After noting the examples of the Peace Corps and the Resistance to the Nazis in Europe, he said this, the most-quoted part of the speech:

"It is from numberless diverse acts of courage such as these that the belief that human history is thus shaped. Each time a man stands up for an ideal, or acts to improve the lot of others, or strikes out against injustice, he sends forth a tiny ripple of hope, and crossing each other from a million different centers of energy and daring, those ripples build a current which can sweep down the mightiest walls of oppression and resistance."

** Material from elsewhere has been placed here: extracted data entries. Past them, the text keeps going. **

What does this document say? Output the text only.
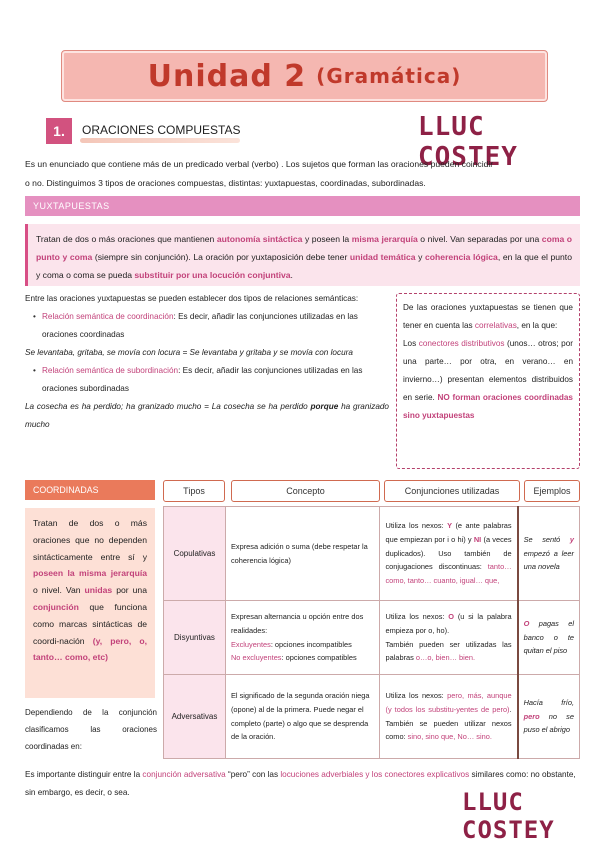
Unidad 2 (Gramática)
1.	ORACIONES COMPUESTAS	LLUC COSTEY
Es un enunciado que contiene más de un predicado verbal (verbo) . Los sujetos que forman las oraciones pueden coincidir
o no. Distinguimos 3 tipos de oraciones compuestas, distintas: yuxtapuestas, coordinadas, subordinadas.
YUXTAPUESTAS
Tratan de dos o más oraciones que mantienen autonomía sintáctica y poseen la misma jerarquía o nivel. Van separadas por una coma o punto y coma (siempre sin conjunción). La oración por yuxtaposición debe tener unidad temática y coherencia lógica, en la que el punto y coma o coma se pueda substituir por una locución conjuntiva.
Entre las oraciones yuxtapuestas se pueden establecer dos tipos de relaciones semánticas:
• Relación semántica de coordinación: Es decir, añadir las conjunciones utilizadas en las oraciones coordinadas
Se levantaba, gritaba, se movía con locura = Se levantaba y gritaba y se movía con locura
• Relación semántica de subordinación: Es decir, añadir las conjunciones utilizadas en las oraciones subordinadas
La cosecha es ha perdido; ha granizado mucho = La cosecha se ha perdido porque ha granizado mucho
De las oraciones yuxtapuestas se tienen que tener en cuenta las correlativas, en la que:
Los conectores distributivos (unos… otros; por una parte… por otra, en verano… en invierno…) presentan elementos distribuidos en serie. NO forman oraciones coordinadas sino yuxtapuestas
COORDINADAS
Tratan de dos o más oraciones que no dependen sintácticamente entre sí y poseen la misma jerarquía o nivel. Van unidas por una conjunción que funciona como marcas sintácticas de coordi-nación (y, pero, o, tanto… como, etc)
Dependiendo de la conjunción clasificamos las oraciones coordinadas en:
Tipos	Concepto	Conjunciones utilizadas	Ejemplos
Copulativas	Expresa adición o suma (debe respetar la coherencia lógica)	Utiliza los nexos: Y (e ante palabras que empiezan por i o hi) y NI (a veces duplicados). Uso también de conjugaciones discontinuas: tanto… como, tanto… cuanto, igual… que,	Se sentó y empezó a leer una novela
Disyuntivas	Expresan alternancia u opción entre dos realidades:
Excluyentes: opciones incompatibles
No excluyentes: opciones compatibles	Utiliza los nexos: O (u si la palabra empieza por o, ho).
También pueden ser utilizadas las palabras o…o, bien… bien.	O pagas el banco o te quitan el piso
Adversativas	El significado de la segunda oración niega (opone) al de la primera. Puede negar el completo (parte) o algo que se desprenda de la oración.	Utiliza los nexos: pero, más, aunque (y todos los substitu-yentes de pero). También se pueden utilizar nexos como: sino, sino que, No… sino.	Hacía frío, pero no se puso el abrigo
Es importante distinguir entre la conjunción adversativa “pero” con las locuciones adverbiales y los conectores explicativos similares como: no obstante, sin embargo, es decir, o sea.	LLUC COSTEY
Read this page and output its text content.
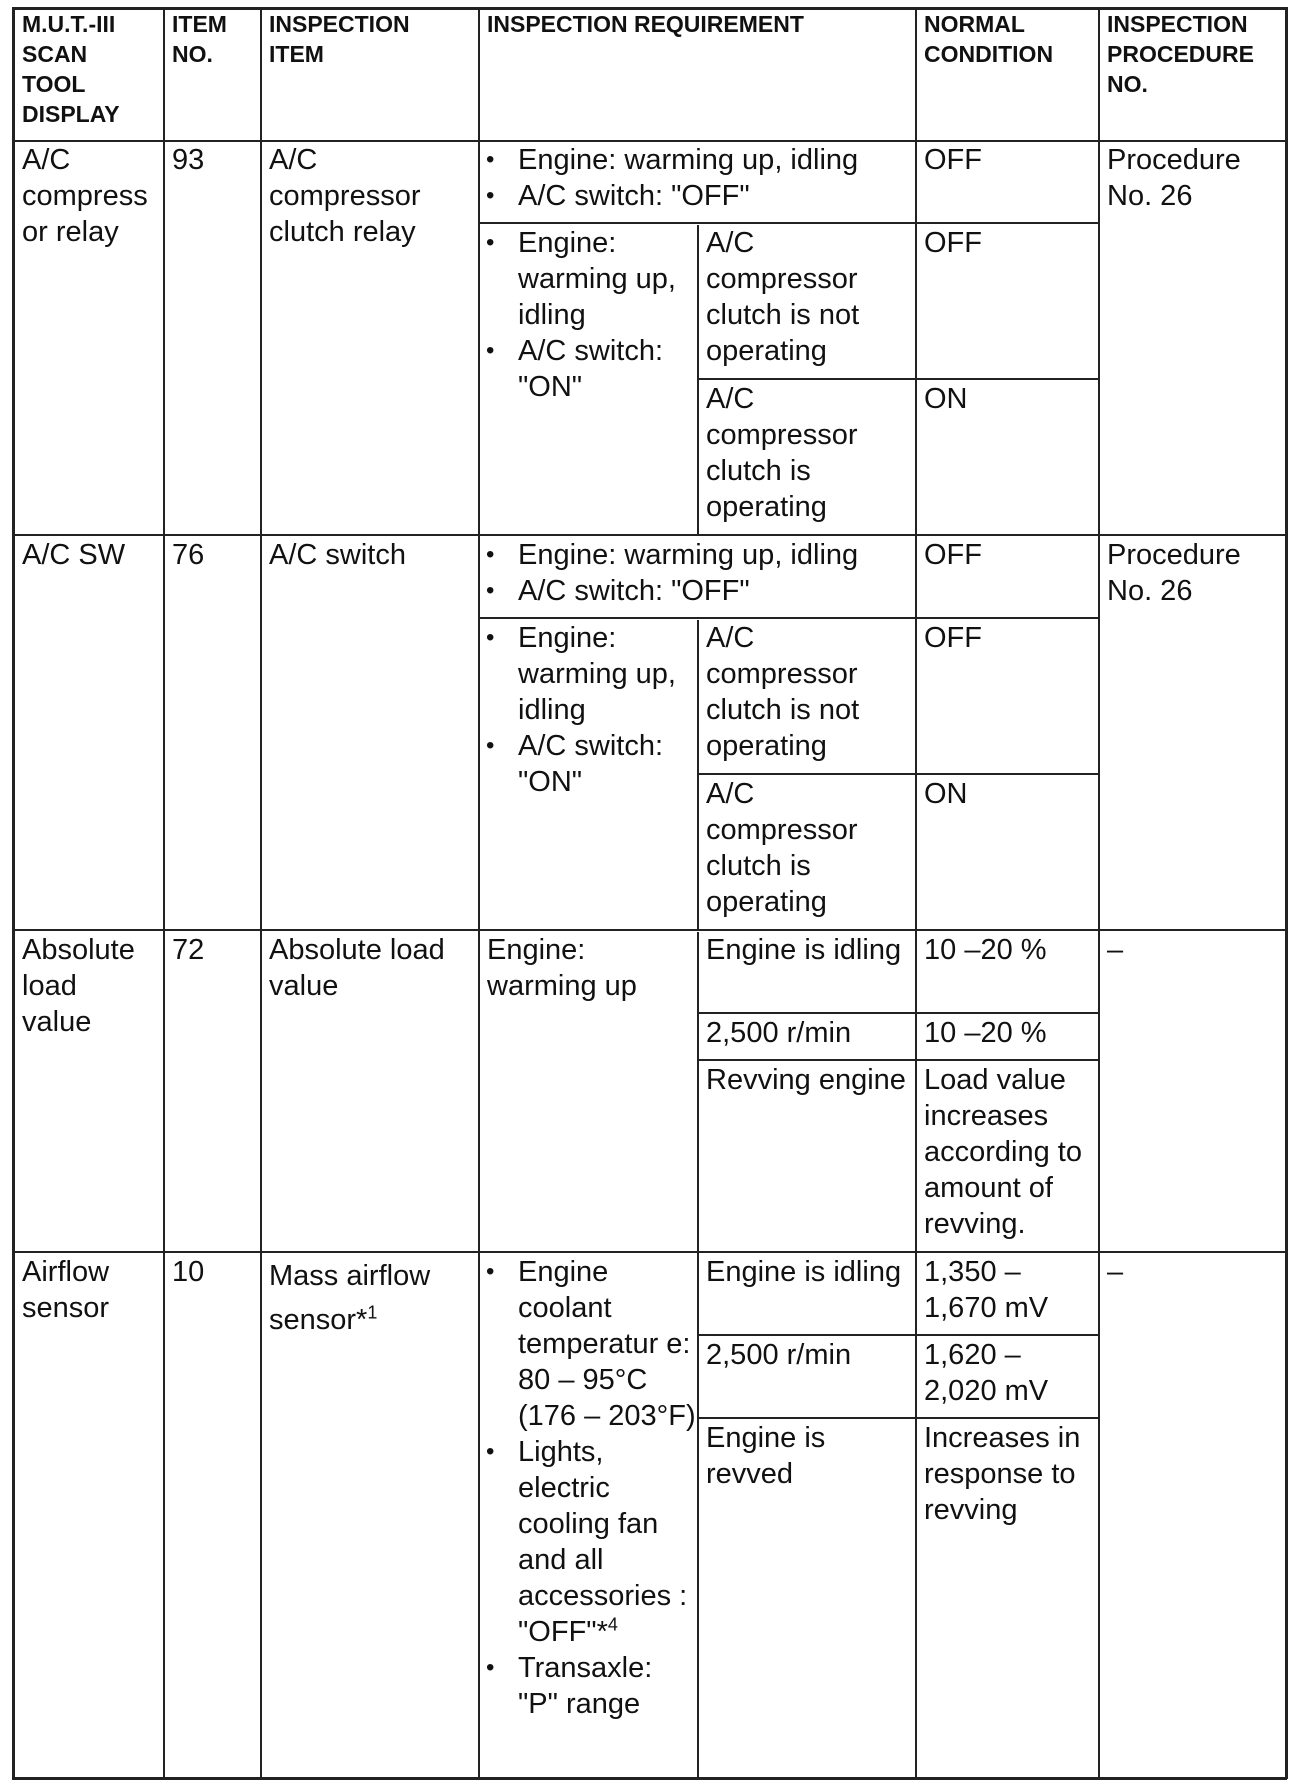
M.U.T.-III SCAN TOOL DISPLAY
ITEM NO.
INSPECTION ITEM
INSPECTION REQUIREMENT	NORMAL CONDITION
INSPECTION PROCEDURE NO.
A/C compress or relay
93	A/C compressor clutch relay
• Engine: warming up, idling
• A/C switch: "OFF"
• Engine: warming up, idling
• A/C switch: "ON"
A/C compressor clutch is not operating
A/C compressor clutch is operating
OFF
OFF
ON
Procedure No. 26
A/C SW	76	A/C switch
•	Engine: warming up, idling
• A/C switch: "OFF"
• Engine: warming up, idling
• A/C switch: "ON"
A/C compressor clutch is not operating
A/C compressor clutch is operating
OFF
OFF
ON
Procedure No. 26
Absolute load value
72	Absolute load value
Engine: warming up
Engine is idling
2,500 r/min
Revving engine
10 –20 %
10 –20 %
Load value increases according to amount of revving.
–
Airflow sensor
10	Mass airflow sensor*$^1$
• Engine coolant temperatur e: 80 – 95°C (176 – 203°F)
• Lights, electric cooling fan and all accessories : "OFF"*$^4$
• Transaxle: "P" range
Engine is idling
2,500 r/min
Engine is revved
1,350 – 1,670 mV
1,620 – 2,020 mV
Increases in response to revving
–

But there was more. In a few words he defined the true Kennedy legacy, the necessary fusion of ideals and realism to create a better future:

"The second danger is that of expediency: of those who say that hopes and beliefs must bend before immediate necessities. Of course, if we must act effectively, we must deal with the world as it is. We must get things done. But if there was one thing that President Kennedy stood for that touched the most profound feeling of young people around the world, it was the belief that idealism, high aspirations, and deep convictions are not incompatible with the most practical and efficient of programs -- that there is no basic inconsistency between ideals and realistic possibilities, no separation between the deepest desires of heart and of mind and the rational application of human effort to human problems.

It is not realistic or hardheaded to solve problems and take action unguided by ultimate moral aims and values, although we all know some who claim that it is so. In my judgment, it is thoughtless folly. For it ignores the realities of human faith and of passion and of belief -- forces ultimately more powerful than all of the calculations of our economists or of our generals. Of course to adhere to standards, to idealism, to vision in the face of immediate dangers takes great courage and takes self-confidence. But we also know that only those who dare to fail greatly, can ever achieve greatly.

It is this new idealism which is also, I believe, the common heritage of a generation which has learned that while efficiency can lead to the camps at Auschwitz, or the streets of Budapest, only the ideals of humanity and love can climb the hills of the Acropolis. "

Rising to the challenge, in July 1966 the National Union of South African Students came out explicitly against apartheid.